Track Marshall was a crawler tractor, that had its origins in the merger of the Fowler and Marshall companies shortly after WW2.

== Origins ==
The Track Marshall came about due to the takeover of John Fowler and Company (Leeds) Ltd by Marshall, Sons & Co. in 1947 - Marshall was itself owned by Thomas W. Ward Ltd (since 1935). Marshall had been making single-cylinder diesel wheeled tractors since 1930. Fowler on the other hand had been engaged in making tracked vehicles, especially during WW2. When the two companies' activities were merged it was decided that the Fowler company would manufacture a tracked version of the Field Marshall wheeled tractor.
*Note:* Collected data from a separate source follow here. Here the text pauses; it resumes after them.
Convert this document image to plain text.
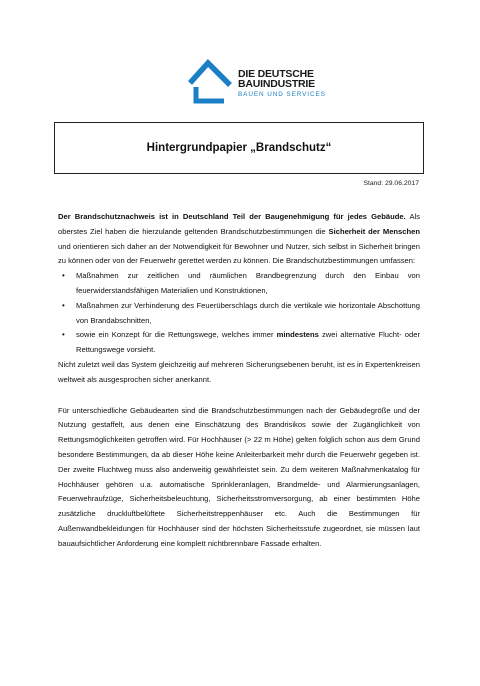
DIE DEUTSCHE
BAUINDUSTRIE
BAUEN UND SERVICES
Hintergrundpapier „Brandschutz“
Stand: 29.06.2017

Der Brandschutznachweis ist in Deutschland Teil der Baugenehmigung für jedes Gebäude. Als oberstes Ziel haben die hierzulande geltenden Brandschutzbestimmungen die Sicherheit der Menschen und orientieren sich daher an der Notwendigkeit für Bewohner und Nutzer, sich selbst in Sicherheit bringen zu können oder von der Feuerwehr gerettet werden zu können. Die Brandschutzbestimmungen umfassen:

• Maßnahmen zur zeitlichen und räumlichen Brandbegrenzung durch den Einbau von feuerwiderstandsfähigen Materialien und Konstruktionen,
• Maßnahmen zur Verhinderung des Feuerüberschlags durch die vertikale wie horizontale Abschottung von Brandabschnitten,
• sowie ein Konzept für die Rettungswege, welches immer mindestens zwei alternative Flucht- oder Rettungswege vorsieht.

Nicht zuletzt weil das System gleichzeitig auf mehreren Sicherungsebenen beruht, ist es in Expertenkreisen weltweit als ausgesprochen sicher anerkannt.

Für unterschiedliche Gebäudearten sind die Brandschutzbestimmungen nach der Gebäudegröße und der Nutzung gestaffelt, aus denen eine Einschätzung des Brandrisikos sowie der Zugänglichkeit von Rettungsmöglichkeiten getroffen wird. Für Hochhäuser (> 22 m Höhe) gelten folglich schon aus dem Grund besondere Bestimmungen, da ab dieser Höhe keine Anleiterbarkeit mehr durch die Feuerwehr gegeben ist. Der zweite Fluchtweg muss also anderweitig gewährleistet sein. Zu dem weiteren Maßnahmenkatalog für Hochhäuser gehören u.a. automatische Sprinkleranlagen, Brandmelde- und Alarmierungsanlagen, Feuerwehraufzüge, Sicherheitsbeleuchtung, Sicherheitsstromversorgung, ab einer bestimmten Höhe zusätzliche druckluftbelüftete Sicherheitstreppenhäuser etc. Auch die Bestimmungen für Außenwandbekleidungen für Hochhäuser sind der höchsten Sicherheitsstufe zugeordnet, sie müssen laut bauaufsichtlicher Anforderung eine komplett nichtbrennbare Fassade erhalten.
The new Fowler product was announced in early 1948 as the 'Fowler Marshall Diesel Crawler Tractor Mark V.F.'. Fowler and Marshall further developed the tracked crawler and in 1951 introduced the Fowler Challenger Mk 1 with a Marshall ED5 twin cylinder 2-stroke diesel engine. Then in 1956 they started selling their new model, the Track-Marshall, which was a crawler fitted with a Perkins L4 four cylinder diesel of 48hp. Also new was the Fowler Challenger Mk 2 with a Leyland six-cylinder 60hp diesel engine.

== Models ==
Demonstrated in 1955, and for sale in 1956 the first Track Marshall tracked tractor model was fitted with a Perkins L4 four cylinder diesel of 48hp. Fowler also produced the Challenger range of tracked tractors at the same time.

Track Marshall models were produced with increasing power over the years, and then when the business was sold to British Leyland in 1972, the models were continued branded as Aveling-Marshall.